Friday, October 02, 2009

Anchor anger

Between getting the gist of earthquakes, captured terrorists, new members of the House of Representatives which looks more and more like a circus, and the endlessly frustrating mudik, I've been nothing but fine.

Let's jump to the latest issue that's been filling our brains for the past few days. The magnitude-7.6 tremor in Padang, feared to kill more than 1,000 people. Quite a statistic.

What bothers me the most is not the victims, really. Call me heartless, but oh well it just means their time on Earth's up. What I can't stand is the way local TV stations air the news like their main aim is not to inform people, but to entertain the audience with grief.

The more footage of crying people, the better.

I understand very much the term "bad news is good news." But it made me want to destroy my TV when a TV One anchor went live with a man in Padang whose daughter was trapped under a rubble of school building.

The two female anchors kept cornering him with questions they probably thought would get him in tears.

"How do you feel about the possibility of losing your daughter, Sir?"
"What was she wearing the last time you saw her?"
"Did she say anything at all that might have sent a bad sign?"
"What is your hope, Sir?"

And they kept going on and on and on, asking the same questions, only phrased differently. It's like a police interrogation. Luckily the guy seemed more patient and did not break down at all.

Seriously, TV anchors.
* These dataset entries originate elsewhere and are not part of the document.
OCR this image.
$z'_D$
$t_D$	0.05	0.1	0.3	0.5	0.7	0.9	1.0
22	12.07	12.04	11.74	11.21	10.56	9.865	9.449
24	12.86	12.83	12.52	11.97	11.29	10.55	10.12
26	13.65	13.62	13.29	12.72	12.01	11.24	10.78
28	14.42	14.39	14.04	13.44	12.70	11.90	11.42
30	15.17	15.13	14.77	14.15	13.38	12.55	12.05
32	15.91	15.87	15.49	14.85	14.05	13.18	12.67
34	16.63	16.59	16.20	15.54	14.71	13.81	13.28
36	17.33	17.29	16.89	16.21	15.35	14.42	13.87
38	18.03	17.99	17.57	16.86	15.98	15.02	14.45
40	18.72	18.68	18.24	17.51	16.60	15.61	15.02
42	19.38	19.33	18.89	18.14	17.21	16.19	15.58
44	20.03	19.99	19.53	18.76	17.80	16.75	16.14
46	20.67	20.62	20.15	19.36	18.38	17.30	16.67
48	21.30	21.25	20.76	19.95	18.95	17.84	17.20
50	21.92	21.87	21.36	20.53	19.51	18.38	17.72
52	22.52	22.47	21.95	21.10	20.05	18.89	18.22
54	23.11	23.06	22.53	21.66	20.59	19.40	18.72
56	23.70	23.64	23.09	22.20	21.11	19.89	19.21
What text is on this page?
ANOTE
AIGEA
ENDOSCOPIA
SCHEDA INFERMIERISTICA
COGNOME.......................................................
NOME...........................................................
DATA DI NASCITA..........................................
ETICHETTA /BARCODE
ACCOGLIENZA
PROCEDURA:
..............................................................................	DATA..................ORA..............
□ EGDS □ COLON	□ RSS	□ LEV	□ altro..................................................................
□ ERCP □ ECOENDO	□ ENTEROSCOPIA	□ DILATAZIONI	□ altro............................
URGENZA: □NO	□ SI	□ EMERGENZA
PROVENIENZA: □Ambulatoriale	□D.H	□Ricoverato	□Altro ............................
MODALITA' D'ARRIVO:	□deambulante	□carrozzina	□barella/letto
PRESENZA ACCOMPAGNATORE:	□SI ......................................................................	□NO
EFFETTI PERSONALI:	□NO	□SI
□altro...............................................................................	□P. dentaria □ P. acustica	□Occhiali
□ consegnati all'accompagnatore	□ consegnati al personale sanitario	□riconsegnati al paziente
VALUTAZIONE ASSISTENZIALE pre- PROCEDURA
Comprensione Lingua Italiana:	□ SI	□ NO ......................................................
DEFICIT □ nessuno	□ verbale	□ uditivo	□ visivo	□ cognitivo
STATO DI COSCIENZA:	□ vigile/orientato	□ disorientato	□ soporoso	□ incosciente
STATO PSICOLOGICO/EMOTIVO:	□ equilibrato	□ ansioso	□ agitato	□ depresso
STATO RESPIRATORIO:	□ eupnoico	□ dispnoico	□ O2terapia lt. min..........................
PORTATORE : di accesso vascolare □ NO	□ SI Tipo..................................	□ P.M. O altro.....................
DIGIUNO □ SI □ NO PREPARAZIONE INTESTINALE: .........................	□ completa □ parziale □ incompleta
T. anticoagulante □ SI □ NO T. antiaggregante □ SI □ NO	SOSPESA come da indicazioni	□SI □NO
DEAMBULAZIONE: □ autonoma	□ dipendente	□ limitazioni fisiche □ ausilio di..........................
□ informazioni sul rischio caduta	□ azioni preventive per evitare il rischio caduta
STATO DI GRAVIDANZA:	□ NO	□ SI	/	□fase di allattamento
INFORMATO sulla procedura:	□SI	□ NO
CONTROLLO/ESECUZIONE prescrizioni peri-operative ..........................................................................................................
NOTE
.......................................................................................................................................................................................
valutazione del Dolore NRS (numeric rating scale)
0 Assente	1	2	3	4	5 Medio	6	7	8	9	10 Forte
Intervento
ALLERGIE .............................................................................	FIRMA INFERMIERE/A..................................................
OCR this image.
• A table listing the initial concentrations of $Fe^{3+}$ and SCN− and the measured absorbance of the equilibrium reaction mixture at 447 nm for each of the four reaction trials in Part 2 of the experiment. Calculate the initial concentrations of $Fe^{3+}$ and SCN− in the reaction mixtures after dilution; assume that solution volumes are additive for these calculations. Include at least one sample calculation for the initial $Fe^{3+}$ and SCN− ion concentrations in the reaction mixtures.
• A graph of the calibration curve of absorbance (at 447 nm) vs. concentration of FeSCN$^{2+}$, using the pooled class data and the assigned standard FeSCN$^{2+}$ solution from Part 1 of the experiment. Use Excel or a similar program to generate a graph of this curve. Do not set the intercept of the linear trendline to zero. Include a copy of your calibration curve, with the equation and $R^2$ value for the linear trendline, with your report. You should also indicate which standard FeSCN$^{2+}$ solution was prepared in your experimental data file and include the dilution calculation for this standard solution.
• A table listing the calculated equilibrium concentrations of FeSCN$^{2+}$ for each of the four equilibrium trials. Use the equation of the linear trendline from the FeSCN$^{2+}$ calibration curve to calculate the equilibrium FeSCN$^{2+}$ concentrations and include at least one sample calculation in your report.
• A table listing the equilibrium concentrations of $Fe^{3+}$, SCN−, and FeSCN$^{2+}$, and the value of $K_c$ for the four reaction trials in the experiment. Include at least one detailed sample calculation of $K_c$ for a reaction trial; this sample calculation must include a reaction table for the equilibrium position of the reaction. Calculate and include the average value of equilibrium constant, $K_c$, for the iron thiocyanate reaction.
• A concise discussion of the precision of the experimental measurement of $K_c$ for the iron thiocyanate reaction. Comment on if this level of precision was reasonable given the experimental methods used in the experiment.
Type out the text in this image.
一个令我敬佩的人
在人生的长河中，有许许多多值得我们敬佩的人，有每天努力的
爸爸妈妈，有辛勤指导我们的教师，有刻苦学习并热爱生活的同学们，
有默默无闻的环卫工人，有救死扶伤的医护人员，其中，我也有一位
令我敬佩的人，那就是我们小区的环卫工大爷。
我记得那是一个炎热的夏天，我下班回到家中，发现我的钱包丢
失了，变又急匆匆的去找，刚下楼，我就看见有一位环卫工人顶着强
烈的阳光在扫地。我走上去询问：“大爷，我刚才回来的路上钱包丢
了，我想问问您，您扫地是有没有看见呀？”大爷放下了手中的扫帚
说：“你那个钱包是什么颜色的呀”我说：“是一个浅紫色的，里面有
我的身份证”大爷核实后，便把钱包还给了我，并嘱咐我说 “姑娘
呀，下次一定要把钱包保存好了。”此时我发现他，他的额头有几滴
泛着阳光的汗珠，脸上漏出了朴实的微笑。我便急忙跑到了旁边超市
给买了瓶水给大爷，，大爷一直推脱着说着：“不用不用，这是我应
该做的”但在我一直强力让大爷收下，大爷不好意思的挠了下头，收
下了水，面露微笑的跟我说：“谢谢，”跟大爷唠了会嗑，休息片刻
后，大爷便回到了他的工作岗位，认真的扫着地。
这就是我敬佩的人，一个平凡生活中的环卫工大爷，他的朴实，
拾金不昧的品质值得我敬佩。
Made-up, Barbie-doll-like, TV anchors.

And let's not forget the footage loop. A foot sticking out of a rubble, people crying on the street. I get it the first time, but three days of those, backed by mellow songs?

Earthquakes are earthquakes. This country lies on the Ring of Fire, home to about 80 percent of the world's volcanoes and seismic activities. We're supposed to be prepared for quakes, not treat it as a big disease and just weep every time we lose thousands of people to it.